La compagnie aérienne nationale du Maroc, la Royal Air Maroc, vient de remporter une victoire juridique significative. En effet, après un long combat judiciaire, ses pilotes ont été déboutés par le tribunal. Cette décision marque un tournant majeur dans le conflit qui oppose depuis plusieurs mois la direction de l’entreprise à son personnel navigant.
Quels sont les enjeux de cette affaire ? Comment cette décision pourrait-elle influencer l’avenir de la compagnie et de ses employés ? C’est ce que nous allons explorer dans cet article.
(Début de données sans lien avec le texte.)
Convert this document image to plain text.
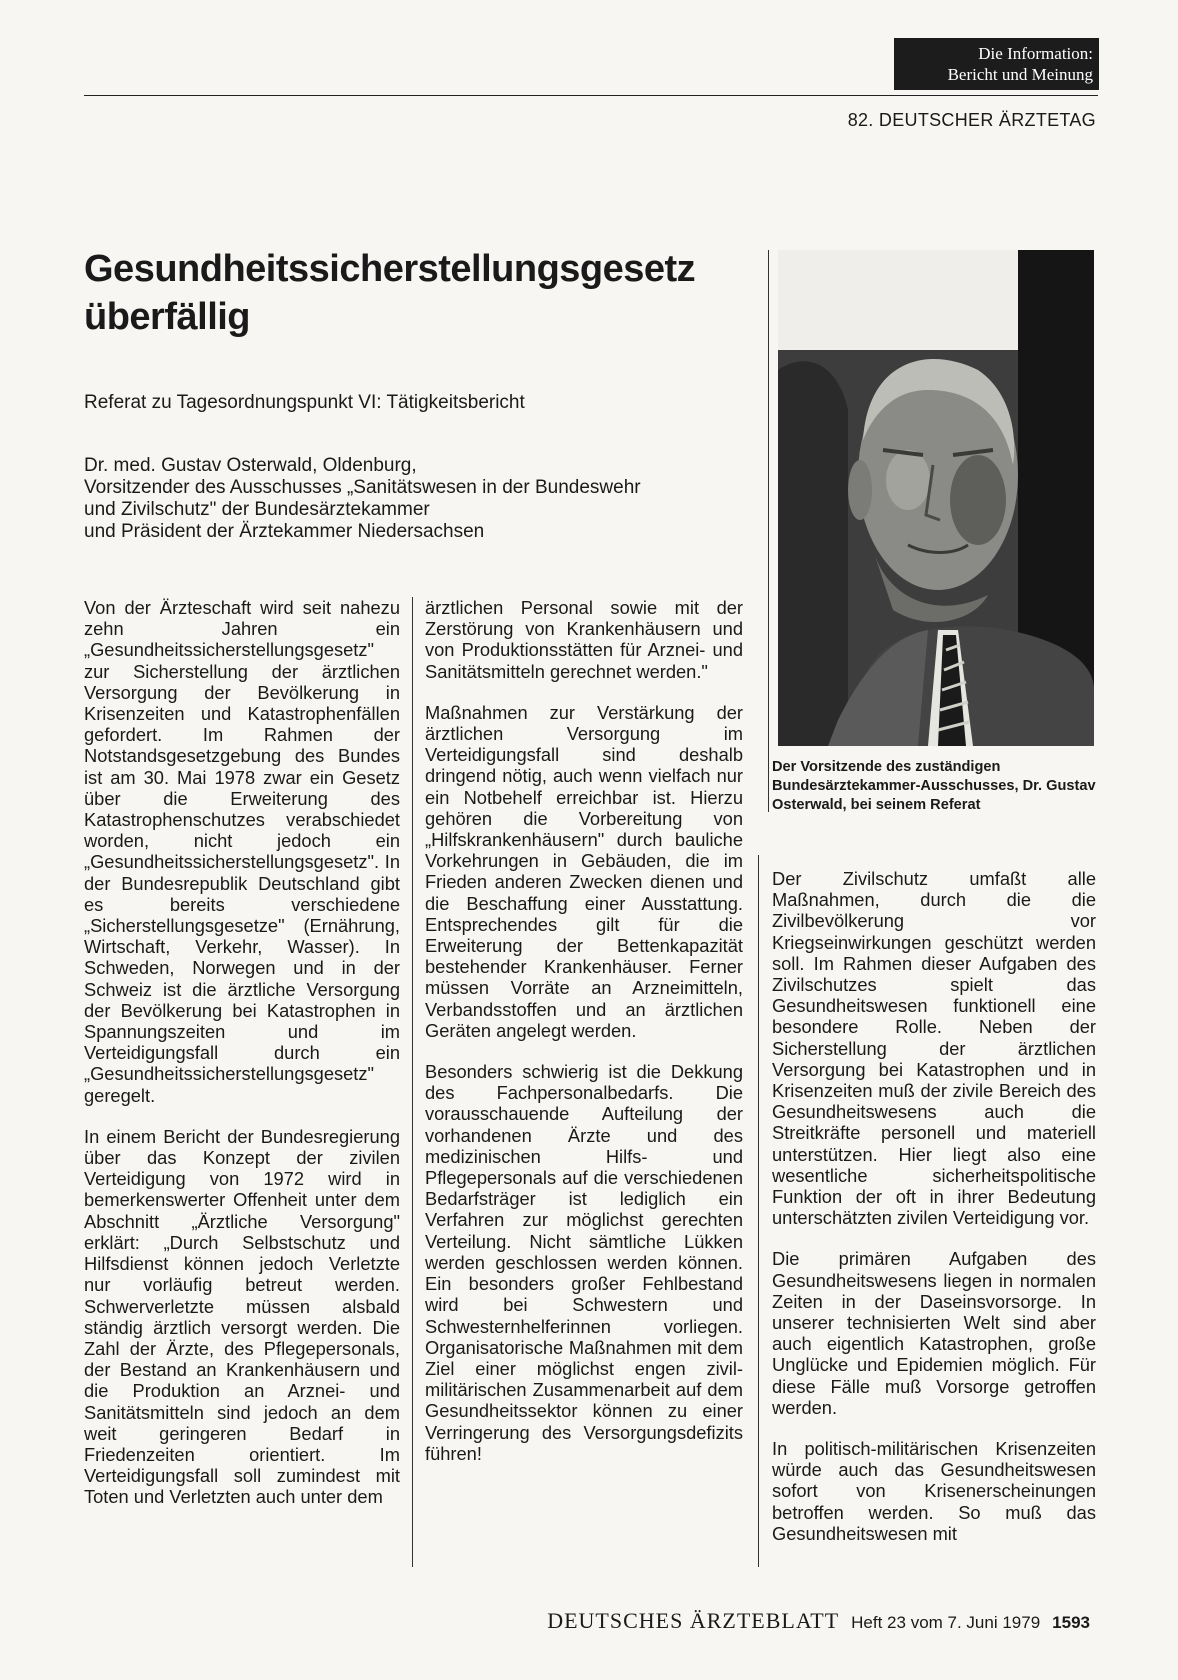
Die Information:
Bericht und Meinung
82. DEUTSCHER ÄRZTETAG
Gesundheitssicherstellungsgesetz
überfällig
Referat zu Tagesordnungspunkt VI: Tätigkeitsbericht
Dr. med. Gustav Osterwald, Oldenburg,
Vorsitzender des Ausschusses „Sanitätswesen in der Bundeswehr
und Zivilschutz" der Bundesärztekammer
und Präsident der Ärztekammer Niedersachsen
Der Vorsitzende des zuständigen Bundesärztekammer-Ausschusses, Dr. Gustav Osterwald, bei seinem Referat

Von der Ärzteschaft wird seit nahezu zehn Jahren ein „Gesundheitssicherstellungsgesetz" zur Sicherstellung der ärztlichen Versorgung der Bevölkerung in Krisenzeiten und Katastrophenfällen gefordert. Im Rahmen der Notstandsgesetzgebung des Bundes ist am 30. Mai 1978 zwar ein Gesetz über die Erweiterung des Katastrophenschutzes verabschiedet worden, nicht jedoch ein „Gesundheitssicherstellungsgesetz". In der Bundesrepublik Deutschland gibt es bereits verschiedene „Sicherstellungsgesetze" (Ernährung, Wirtschaft, Verkehr, Wasser). In Schweden, Norwegen und in der Schweiz ist die ärztliche Versorgung der Bevölkerung bei Katastrophen in Spannungszeiten und im Verteidigungsfall durch ein „Gesundheitssicherstellungsgesetz" geregelt.

In einem Bericht der Bundesregierung über das Konzept der zivilen Verteidigung von 1972 wird in bemerkenswerter Offenheit unter dem Abschnitt „Ärztliche Versorgung" erklärt: „Durch Selbstschutz und Hilfsdienst können jedoch Verletzte nur vorläufig betreut werden. Schwerverletzte müssen alsbald ständig ärztlich versorgt werden. Die Zahl der Ärzte, des Pflegepersonals, der Bestand an Krankenhäusern und die Produktion an Arznei- und Sanitätsmitteln sind jedoch an dem weit geringeren Bedarf in Friedenzeiten orientiert. Im Verteidigungsfall soll zumindest mit Toten und Verletzten auch unter dem

ärztlichen Personal sowie mit der Zerstörung von Krankenhäusern und von Produktionsstätten für Arznei- und Sanitätsmitteln gerechnet werden."

Maßnahmen zur Verstärkung der ärztlichen Versorgung im Verteidigungsfall sind deshalb dringend nötig, auch wenn vielfach nur ein Notbehelf erreichbar ist. Hierzu gehören die Vorbereitung von „Hilfskrankenhäusern" durch bauliche Vorkehrungen in Gebäuden, die im Frieden anderen Zwecken dienen und die Beschaffung einer Ausstattung. Entsprechendes gilt für die Erweiterung der Bettenkapazität bestehender Krankenhäuser. Ferner müssen Vorräte an Arzneimitteln, Verbandsstoffen und an ärztlichen Geräten angelegt werden.

Besonders schwierig ist die Dekkung des Fachpersonalbedarfs. Die vorausschauende Aufteilung der vorhandenen Ärzte und des medizinischen Hilfs- und Pflegepersonals auf die verschiedenen Bedarfsträger ist lediglich ein Verfahren zur möglichst gerechten Verteilung. Nicht sämtliche Lükken werden geschlossen werden können. Ein besonders großer Fehlbestand wird bei Schwestern und Schwesternhelferinnen vorliegen. Organisatorische Maßnahmen mit dem Ziel einer möglichst engen zivil-militärischen Zusammenarbeit auf dem Gesundheitssektor können zu einer Verringerung des Versorgungsdefizits führen!

Der Zivilschutz umfaßt alle Maßnahmen, durch die die Zivilbevölkerung vor Kriegseinwirkungen geschützt werden soll. Im Rahmen dieser Aufgaben des Zivilschutzes spielt das Gesundheitswesen funktionell eine besondere Rolle. Neben der Sicherstellung der ärztlichen Versorgung bei Katastrophen und in Krisenzeiten muß der zivile Bereich des Gesundheitswesens auch die Streitkräfte personell und materiell unterstützen. Hier liegt also eine wesentliche sicherheitspolitische Funktion der oft in ihrer Bedeutung unterschätzten zivilen Verteidigung vor.

Die primären Aufgaben des Gesundheitswesens liegen in normalen Zeiten in der Daseinsvorsorge. In unserer technisierten Welt sind aber auch eigentlich Katastrophen, große Unglücke und Epidemien möglich. Für diese Fälle muß Vorsorge getroffen werden.

In politisch-militärischen Krisenzeiten würde auch das Gesundheitswesen sofort von Krisenerscheinungen betroffen werden. So muß das Gesundheitswesen mit

DEUTSCHES ÄRZTEBLATT Heft 23 vom 7. Juni 1979 1593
Conflit entre la Royal Air Maroc et ses pilotes : origines et aboutissement
La Cour de cassation a tranché en faveur de la Royal Air Maroc (RAM) dans un litige l’opposant à plusieurs de ses pilotes, licenciés pour des raisons économiques. Ce conflit judiciaire, qui a débuté il y a plus de cinq ans, trouve son origine dans la crise sanitaire de la Covid-19. En 2020, face aux conséquences dévastatrices de la pandémie sur le secteur aérien, la RAM a dû procéder à des licenciements économiques.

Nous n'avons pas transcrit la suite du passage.